Failing can be a great teacher, but few sign up for its classes. How can we help learners explore new ideas and extended content, then embrace "setbacks" that often result?
overview
In 2015, I was in my third year as an Assistant Professor in Graphic Design at Miami University. After a few years of teaching, I noticed that students had a hard time taking risks—pushing their design work by trying untried techniques and conceptual directions. So I launched a design research project to learn how students defined risk-taking, and what would most motivate them to try new things in their design work—techniques beyond what I required in class.
This project consisted of several steps:
This curricular development will benefit current and future graphic design students at Miami University and possibly students in other design programs.
Over the past ten years, teachers and researchers have been noticing how the pressure to succeed in school has led to an increase in student anxiety. From my own personal experience, I have heard of students physically harming themselves when these pressures have become too much for them to handle. This pressure has been somewhat common at high school and middle school levels but students at the college and university level are not immune.
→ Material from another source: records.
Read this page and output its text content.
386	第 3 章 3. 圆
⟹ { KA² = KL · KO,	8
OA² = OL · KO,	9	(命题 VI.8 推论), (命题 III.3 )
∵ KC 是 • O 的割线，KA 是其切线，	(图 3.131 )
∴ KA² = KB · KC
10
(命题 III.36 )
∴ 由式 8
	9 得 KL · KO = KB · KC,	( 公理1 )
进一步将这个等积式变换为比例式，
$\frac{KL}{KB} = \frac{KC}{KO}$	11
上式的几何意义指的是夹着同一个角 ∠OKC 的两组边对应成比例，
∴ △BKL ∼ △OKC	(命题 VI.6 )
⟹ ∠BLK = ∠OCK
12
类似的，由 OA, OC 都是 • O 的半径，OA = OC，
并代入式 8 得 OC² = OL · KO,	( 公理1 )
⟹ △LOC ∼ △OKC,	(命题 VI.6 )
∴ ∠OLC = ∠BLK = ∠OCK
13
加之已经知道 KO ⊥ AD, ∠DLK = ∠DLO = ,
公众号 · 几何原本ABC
In some school districts where pressures from parents are especially intense, even children in primary schools are feeling some of these pressures.
Designers tout the iterative process as one of the cornerstones of the design process. However in order to iterate, one must fail at least once (that is, if the first version of a design is not successful, then it is a “failure” and it informs the next revision). A good friend of mine used the phrase “failing is not failure” to capture the value of failing, but that it did not mean the entire endeavor was a total loss.
I have not failed. I’ve just found 10,000 ways that won’t work.
Thomas A. Edison
As a creative endeavor that requires many iterative steps in order to develop the most successful outcome possible, design invites failing. But in a culture where “success” is often regarded as the grade of an “A,” the risk-taking and iterative process that is required to create inventive outcomes can be eschewed in lieu of “safer” approaches that would more likely render the letter grade desired. It is my hope that this research may help encourage risk-taking that can help students become innovative problem framers and solvers.